Однако «истинный человек» должен умереть. А ложь, подавляемая западной философской традицией, должна набрать новую утверждающую силу, встать на услужение новой, сверхчеловеческой формы чувственности. Разрушение истинностной модели приводит к тому, что власть лжи подменяет форму истины. Творческая ипостась лжи — художественная ипостась. Искусство для Ницше стоит больше, чем истина. Художник должен утверждать основное направление активной жизненной формы, освобожденной как от представления, так и от истины. Истина и ложь перестают рассматриваться в качестве мучительной альтернативы. Остается лишь одна власть — власть лжи.
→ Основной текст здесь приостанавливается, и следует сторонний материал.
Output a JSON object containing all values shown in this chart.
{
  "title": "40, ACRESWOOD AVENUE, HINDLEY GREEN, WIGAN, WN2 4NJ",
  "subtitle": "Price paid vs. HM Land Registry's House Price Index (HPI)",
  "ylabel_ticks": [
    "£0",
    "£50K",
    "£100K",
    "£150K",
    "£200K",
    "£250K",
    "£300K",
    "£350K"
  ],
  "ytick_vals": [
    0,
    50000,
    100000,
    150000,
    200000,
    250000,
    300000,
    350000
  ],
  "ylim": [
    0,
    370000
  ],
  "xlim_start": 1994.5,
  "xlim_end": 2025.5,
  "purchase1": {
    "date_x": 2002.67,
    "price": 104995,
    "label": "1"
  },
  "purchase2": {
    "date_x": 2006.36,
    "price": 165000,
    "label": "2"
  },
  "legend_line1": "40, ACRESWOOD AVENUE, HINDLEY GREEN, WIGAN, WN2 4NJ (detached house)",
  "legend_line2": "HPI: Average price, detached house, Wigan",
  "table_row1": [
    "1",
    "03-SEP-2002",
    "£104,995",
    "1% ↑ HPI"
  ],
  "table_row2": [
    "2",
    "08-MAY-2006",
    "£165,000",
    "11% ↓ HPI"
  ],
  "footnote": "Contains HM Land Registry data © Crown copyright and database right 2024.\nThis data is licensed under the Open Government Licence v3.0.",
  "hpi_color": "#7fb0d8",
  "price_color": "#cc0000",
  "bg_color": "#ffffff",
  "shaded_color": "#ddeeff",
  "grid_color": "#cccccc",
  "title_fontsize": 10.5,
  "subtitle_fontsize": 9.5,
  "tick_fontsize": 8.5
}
Призывая к эстетике Пигмалиона, Ницше видит художника в качестве творца истины. Истина — не то, что должно быть найдено, целенаправленно выслежено и репрезентировано, а — то, что должно быть сотворено. Не существует никакой другой истины, кроме как творение Нового. Истинный человек и обманщик являются звеньями одной и той же цепи. В «Так говорил Заратустра» Ницше представляет ее развернутость: «истинный человек» — высший человек — Заратустра, художник. Человек государства, человек религии, человек морали, человек науки… Эти персонажи неотделимы друг от друга, а власть лжи им вполне сопутствует. «Истинный человек» и был на самом деле тем начальным звеном, через которое власть лжи и обмана развила свою мощь в других типологических персонажах. Художник является таким же обманщиком и шарлатаном. Однако он становится творцом истины именно тогда, когда чрез него и за счет него ложь достигает своей всепоглощающей власти и триумфа. Утверждая жизнь со всеми ее обманами, обольщениями и соблазнами, художник утверждает власть лжи, фиксируя ее в наивысшей ипостаси, ибо его воля желает метаморфоз, подменяющих неизменную форму истины. Пред нами, по мнению Делеза, две позиции: форма и метаморфоза.Ложь связывается у Ницше с властью метаморфозы
(что связано с Дионисийским началом). Именно потому, что обманщики и фальсификаторы существуют в единой и связанной цепи и соотносимы друг с другом, все они с полным правом могут заявить: «мы, творцы истины». Шарлатан, лжец и обманщик являются главными героями, к которым приковано внимание как Ницше, так и Делеза.Если мы обратим внимание на историю мысли, как предлагает Делез, то легко обнаружим, что время
всегда ведет понятие истины к кризису. И конечно же, отнюдь не в том смысле, что истины изменяются в зависимости от эпохи. Чистая сила времени ведет это понятие к кризису, истине угрожает сама форма времени.Со времен античности этот кризис намечается в знаменитом аристотелевском парадоксе «возможного будущего». Если истинно,
что морской бой может завтра произойти, то нам необходимо будет согласовать друг с другом истинность двух последующих заключений. Либо невозможное приходит из возможного (ибо если бой действительно имеет место, то не существует больше возможности, которая может не исполниться), либо прошлое не с необходимостью истинно (ибо бой мог бы и не произойти). Лейбниц предложил решение парадокса. Он утверждал, что бой равным образом возможен и невозможен, но все это не может быть истинно в одном и том же мире: он происходит в одном мире и не происходит в другом, отличном от него мире, но оба эти мира являются лишь возможными мирами, но не «со-возможными» друг другу. Отсюда и ответ: не со-возможное происходит из возможного; прошлое может быть истинно не будучи истинным по необходимости.Лабиринты Х.-Л. Борхеса являются откликом на проблемы Лейбница. Лабиринт времени представляет из себя линию, которая разветвляется и, пребывая в разветвленном состоянии, движется сквозь не со-возможность моментов настоящего, поворачиваясь к отсутствующей необходимости истинных моментов прошлого. В романе Цюй Пэна из новеллы Борхеса «Сад расходящихся тропок» его герой не останавливается на выборе одного из возможных вариантов, отметая при этом все остальные, а выбирает их все разом. Понятие «развилки во времени» творит различные будущие времена, которые «множатся и ветвятся»:
«Скажем, Фан владеет тайной; к нему стучится неизвестный; Фан решает его убить… Фан может убить названного гостя; гость может убить Фана; оба могут уцелеть, оба могут погибнуть, и так далее… Иногда тропки этого лабиринта пересекаются: вы, например, явились ко мне, но в каком-то из возможных вариантов прошлого вы — мой враг, а в ином — друг».